Below is a simplified example of how one might encapsulate the above with `GridSearchCV`:


In [8]:
from sklearn.model_selection import GridSearchCV

param_grid = {
    'lr__C': [0.1, 1, 10],
    'svc__C': [0.1, 1, 10],
    'dt__max_depth': [None, 3, 5],
    'weights': [(1,1,1), (1,2,1), (2,1,2)]
}

grid_search = GridSearchCV(
    estimator=voting_clf,
    param_grid=param_grid,
    cv=5,
    scoring='accuracy'
)
grid_search.fit(X_train, y_train)
print("Best params:", grid_search.best_params_)
print("Best score:", grid_search.best_score_)

Best params: {'dt__max_depth': 5, 'lr__C': 10, 'svc__C': 1, 'weights': (1, 2, 1)}
Best score: 0.9619047619047618


❗️ **Important Note:** Be mindful of computational costs, as searching over multiple parameters in multiple models can grow the search space rapidly.


With these core concepts and examples, you should now feel comfortable implementing and experimenting with voting ensembles. Next, we’ll explore real-world applications and case studies to see how voting can shine in more complex scenarios.

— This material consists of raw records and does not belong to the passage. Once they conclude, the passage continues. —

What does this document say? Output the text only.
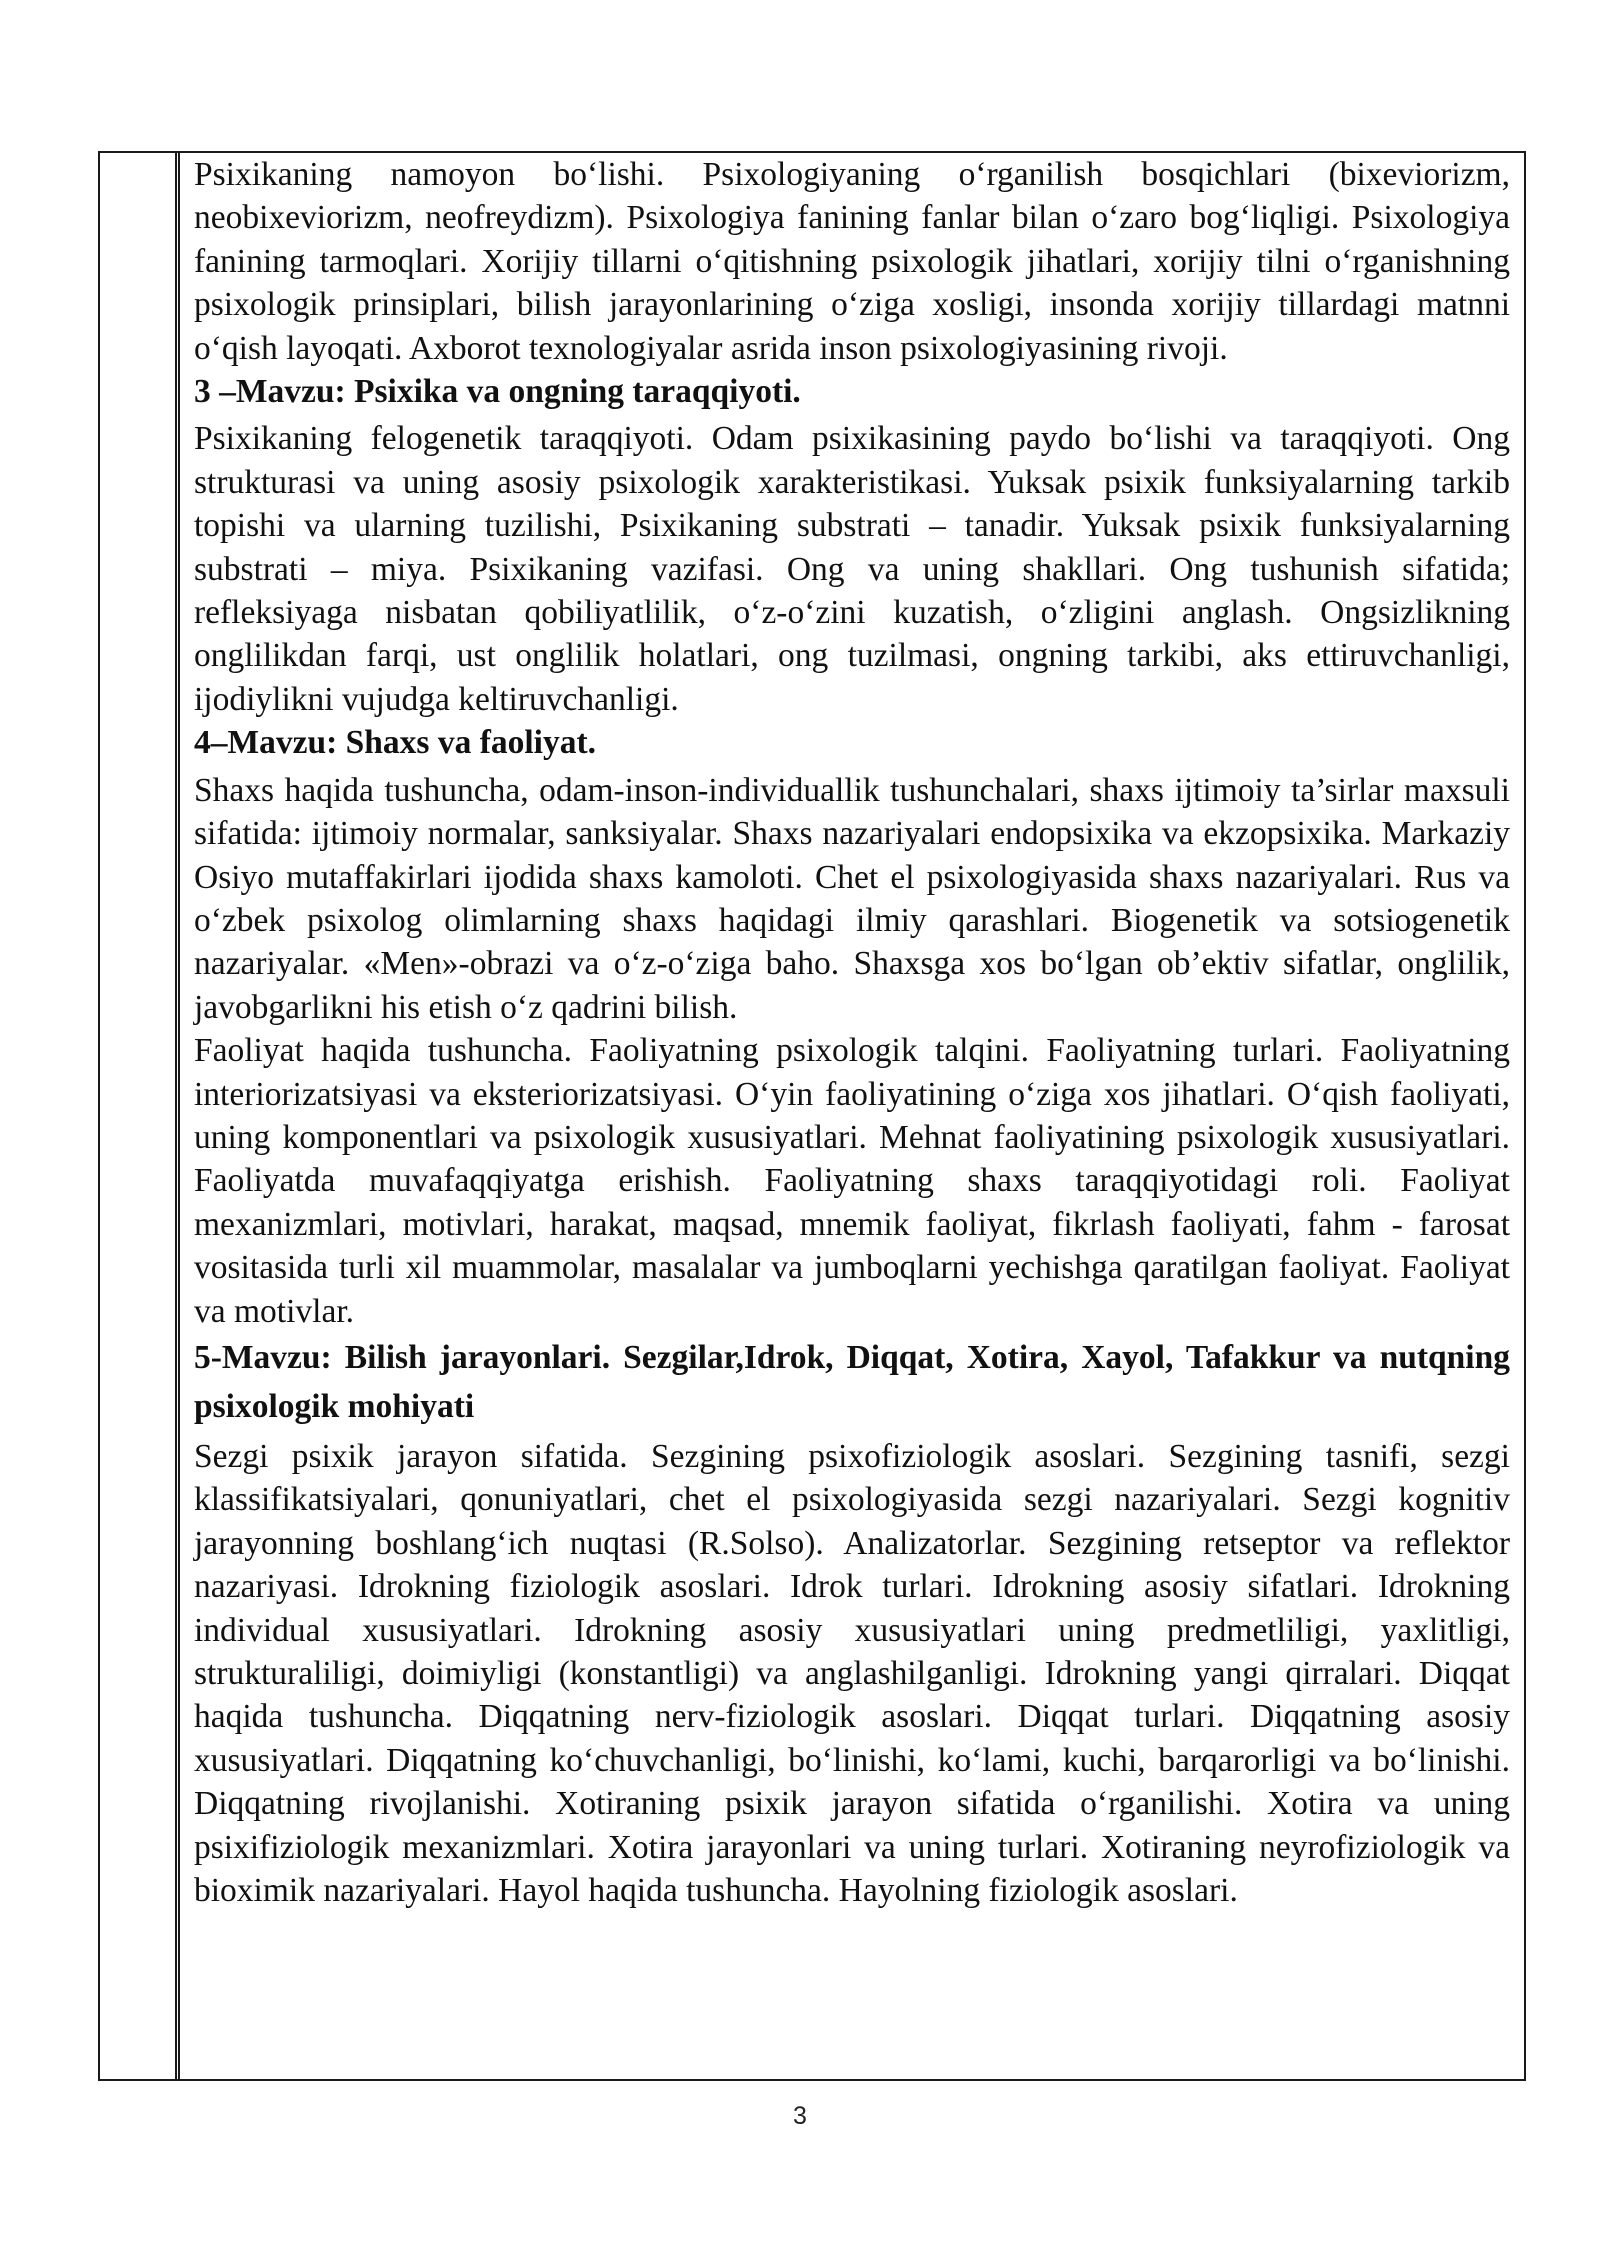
Psixikaning namoyon bo‘lishi. Psixologiyaning o‘rganilish bosqichlari (bixeviorizm, neobixeviorizm, neofreydizm). Psixologiya fanining fanlar bilan o‘zaro bog‘liqligi. Psixologiya fanining tarmoqlari. Xorijiy tillarni o‘qitishning psixologik jihatlari, xorijiy tilni o‘rganishning psixologik prinsiplari, bilish jarayonlarining o‘ziga xosligi, insonda xorijiy tillardagi matnni o‘qish layoqati. Axborot texnologiyalar asrida inson psixologiyasining rivoji.

3 –Mavzu: Psixika va ongning taraqqiyoti.

Psixikaning felogenetik taraqqiyoti. Odam psixikasining paydo bo‘lishi va taraqqiyoti. Ong strukturasi va uning asosiy psixologik xarakteristikasi. Yuksak psixik funksiyalarning tarkib topishi va ularning tuzilishi, Psixikaning substrati – tanadir. Yuksak psixik funksiyalarning substrati – miya. Psixikaning vazifasi. Ong va uning shakllari. Ong tushunish sifatida; refleksiyaga nisbatan qobiliyatlilik, o‘z-o‘zini kuzatish, o‘zligini anglash. Ongsizlikning onglilikdan farqi, ust onglilik holatlari, ong tuzilmasi, ongning tarkibi, aks ettiruvchanligi, ijodiylikni vujudga keltiruvchanligi.

4–Mavzu: Shaxs va faoliyat.

Shaxs haqida tushuncha, odam-inson-individuallik tushunchalari, shaxs ijtimoiy ta’sirlar maxsuli sifatida: ijtimoiy normalar, sanksiyalar. Shaxs nazariyalari endopsixika va ekzopsixika. Markaziy Osiyo mutaffakirlari ijodida shaxs kamoloti. Chet el psixologiyasida shaxs nazariyalari. Rus va o‘zbek psixolog olimlarning shaxs haqidagi ilmiy qarashlari. Biogenetik va sotsiogenetik nazariyalar. «Men»-obrazi va o‘z-o‘ziga baho. Shaxsga xos bo‘lgan ob’ektiv sifatlar, onglilik, javobgarlikni his etish o‘z qadrini bilish.

Faoliyat haqida tushuncha. Faoliyatning psixologik talqini. Faoliyatning turlari. Faoliyatning interiorizatsiyasi va eksteriorizatsiyasi. O‘yin faoliyatining o‘ziga xos jihatlari. O‘qish faoliyati, uning komponentlari va psixologik xususiyatlari. Mehnat faoliyatining psixologik xususiyatlari. Faoliyatda muvafaqqiyatga erishish. Faoliyatning shaxs taraqqiyotidagi roli. Faoliyat mexanizmlari, motivlari, harakat, maqsad, mnemik faoliyat, fikrlash faoliyati, fahm - farosat vositasida turli xil muammolar, masalalar va jumboqlarni yechishga qaratilgan faoliyat. Faoliyat va motivlar.

5-Mavzu: Bilish jarayonlari. Sezgilar,Idrok, Diqqat, Xotira, Xayol, Tafakkur va nutqning psixologik mohiyati

Sezgi psixik jarayon sifatida. Sezgining psixofiziologik asoslari. Sezgining tasnifi, sezgi klassifikatsiyalari, qonuniyatlari, chet el psixologiyasida sezgi nazariyalari. Sezgi kognitiv jarayonning boshlang‘ich nuqtasi (R.Solso). Analizatorlar. Sezgining retseptor va reflektor nazariyasi. Idrokning fiziologik asoslari. Idrok turlari. Idrokning asosiy sifatlari. Idrokning individual xususiyatlari. Idrokning asosiy xususiyatlari uning predmetliligi, yaxlitligi, strukturaliligi, doimiyligi (konstantligi) va anglashilganligi. Idrokning yangi qirralari. Diqqat haqida tushuncha. Diqqatning nerv-fiziologik asoslari. Diqqat turlari. Diqqatning asosiy xususiyatlari. Diqqatning ko‘chuvchanligi, bo‘linishi, ko‘lami, kuchi, barqarorligi va bo‘linishi. Diqqatning rivojlanishi. Xotiraning psixik jarayon sifatida o‘rganilishi. Xotira va uning psixifiziologik mexanizmlari. Xotira jarayonlari va uning turlari. Xotiraning neyrofiziologik va bioximik nazariyalari. Hayol haqida tushuncha. Hayolning fiziologik asoslari.

3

## <a id='toc3_'></a>[Summary](#toc0_)

Voting techniques provide a straightforward yet powerful way to enhance predictive performance by combining multiple models. Whether you use simple **hard voting** for quick majority decisions or more nuanced **soft voting** and **weighted voting** to incorporate confidence levels and model contributions, the ensemble can often outperform individual estimators. Here are some key takeaways from this lecture:

- **Versatility**: Voting can be applied to classification and regression tasks alike, thanks to libraries like scikit-learn’s `VotingClassifier` and `VotingRegressor`.  
- **Simple but Effective**: Even a handful of base estimators (e.g., *Logistic Regression*, *Decision Tree*, *SVM*) can show remarkable improvements when combined.  
- **Importance of Calibration**: Models that output well-calibrated probabilities can significantly benefit from **soft voting**.  
- **Weighting for Fine-Tuning**: Weighted voting allows you to give certain models a stronger say, reflecting their relative performance or domain importance.  
- **Hyperparameter Tuning**: Optimize both individual models and ensemble-level parameters (like weights) to get the most out of your voting approach.


💡 **Tip:** While voting techniques are often overshadowed by more advanced ensemble methods like **Bagging** or **Boosting**, they provide a simple and effective starting point to increase predictive performance without an exhaustive amount of feature engineering or model tinkering.


Here are some recommended resources:
- [Ensemble Methods in scikit-learn: Official Documentation](https://scikit-learn.org/stable/modules/ensemble.html)  
- [Hands-On Machine Learning with Scikit-Learn, Keras, and TensorFlow by Aurélien Géron](https://www.oreilly.com/library/view/hands-on-machine-learning/9781492032632/)  
- [Medium / Towards Data Science articles on Ensemble Methods](https://towardsdatascience.com/search?q=ensemble%20methods)  
- [Kaggle for real-world examples of Ensemble Methods in competitions](https://www.kaggle.com)


With voting ensembles under your belt, you are well-prepared to explore more sophisticated methods like **Bagging**, **Random Forests**, **Boosting**, and **Stacking**—all of which expand on the idea of leveraging multiple models to generate superior predictions.